Officials from NGL Water solutions, which owns the injection well facility, did not return calls for comment on this story.
Lyman said he has a new level of comfort when it comes to the many oil and gas facilities in and around Greeley. Lyman said he felt encouraged by the city of Greeley's precautions when siting oil and gas facilities in more urban areas in Greeley.
The city of Greeley had 200-foot setbacks in place at the location of the fire. For this site, there was a row of trees in that 200-foot setback. Firefighters worried those trees would ignite with the heat and embers. They didn't. There was an outbuilding 340 feet away and a home 459 feet away from the flames. None of them were damaged — or even charred. The exploding tanks were located no more than 50 feet from their points of origin. The city allows for setbacks of 150-350 feet with landowner approval, Mueller said. In recent setback changes, the state moved those up to 500 feet form an occupied structure and 1,000 feet from structures such as apartment buildings, hospitals or schools.
"I learned a lot about our setbacks actually, that our setbacks were validated," Lyman said. "Up until this point, all the setback numbers we had worked with here in the city… they were all based on engineering studies that either owner/operators had commissioned and we actually commissioned to validate some of them, but they were all theoretical.

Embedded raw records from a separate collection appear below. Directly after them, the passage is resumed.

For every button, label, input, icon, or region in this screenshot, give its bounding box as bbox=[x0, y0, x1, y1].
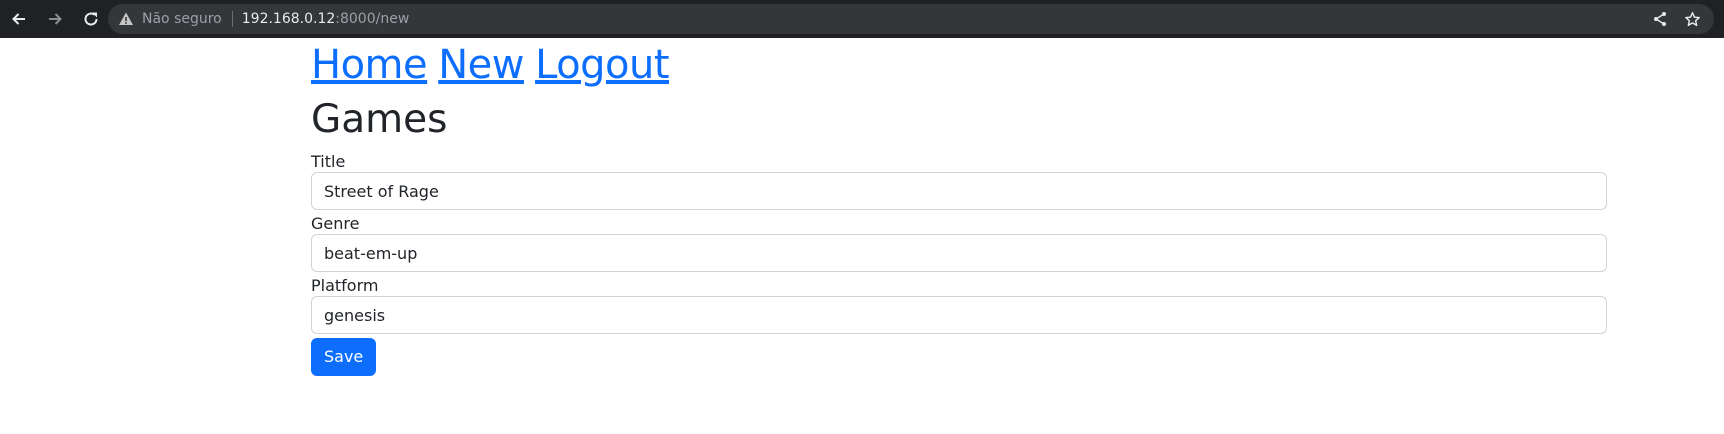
back-button[interactable] bbox=[2, 2, 36, 36]
game-form: Title Genre Platform Save bbox=[311, 152, 1607, 376]
share-button[interactable] bbox=[1644, 4, 1676, 34]
page-content: Home New Logout Games Title Genre Platfo… bbox=[311, 38, 1607, 376]
reload-icon bbox=[84, 12, 98, 26]
forward-arrow-icon bbox=[49, 13, 62, 25]
url-path: :8000/new bbox=[335, 11, 410, 27]
title-label: Title bbox=[311, 152, 346, 171]
top-nav: Home New Logout bbox=[311, 42, 1607, 88]
genre-label: Genre bbox=[311, 214, 360, 233]
url-host: 192.168.0.12 bbox=[241, 11, 336, 27]
save-button[interactable]: Save bbox=[311, 338, 377, 376]
genre-input[interactable] bbox=[311, 234, 1607, 272]
back-arrow-icon bbox=[12, 13, 25, 25]
share-icon bbox=[1654, 12, 1666, 26]
warning-icon bbox=[119, 12, 133, 25]
browser-toolbar: Não seguro 192.168.0.12:8000/new bbox=[0, 0, 1724, 38]
platform-input[interactable] bbox=[311, 296, 1607, 334]
nav-link-logout[interactable]: Logout bbox=[535, 42, 669, 88]
reload-button[interactable] bbox=[74, 2, 108, 36]
platform-label: Platform bbox=[311, 276, 379, 295]
nav-link-new[interactable]: New bbox=[438, 42, 524, 88]
forward-button[interactable] bbox=[38, 2, 72, 36]
title-input[interactable] bbox=[311, 172, 1607, 210]
address-bar[interactable]: Não seguro 192.168.0.12:8000/new bbox=[108, 4, 1714, 34]
divider bbox=[231, 11, 233, 27]
page-title: Games bbox=[311, 97, 448, 142]
security-status[interactable]: Não seguro bbox=[142, 11, 222, 27]
star-icon bbox=[1684, 11, 1700, 26]
nav-link-home[interactable]: Home bbox=[311, 42, 428, 88]
bookmark-button[interactable] bbox=[1676, 4, 1708, 34]
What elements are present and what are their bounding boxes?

"We have a number of areas we looked at, radiant heat, potential explosions, natural gas leaks and plumes, they're all based on engineering theory and fire protection studies," Lyman said. "This fire was like a living laboratory."
"It was kind of reassuring for me," he said of the existing city setbacks. "It makes me feel pretty comfortable."
Frankly, there are scarier situations Lyman can envision, such as agricultural chemical storage, or the natural gas or other chemicals in people's homes.
"One of the worst incidents I've ever seen is when a guy disconnected a gas line to the furnace and completely blew up his whole house," Lyman said. "That's literally in every building in the city of Greeley. That potential is there."
THIS IS NOT THE END
It's not as if this is it. Firefighters know they need to keep abreast and keep training.
"This fire gave us enough lessons, but there are always things that can get thrown in to change the whole strategy and tactics, unique things you might not have considered," Lyman said. "There's unique weather, locations, so in general, it was good. I think it prepared us, but there's always new things and new twists that come into play that would definitely challenge us."
That's where the city's new public safety training facility will come in.
The facility — at 4th Street and 35th Avenue adjacent to an existing multiwell pad — will open mid-spring, and Noble Energy has already committed to donating equipment for props to help firefighters learn how certain field equipment works in fire situations. "It's just a place to practice. It's like the Denver Broncos training facility where they run through plays," Lyman said. "That's where we're going to go and run through our plays and use our equipment to become more efficient.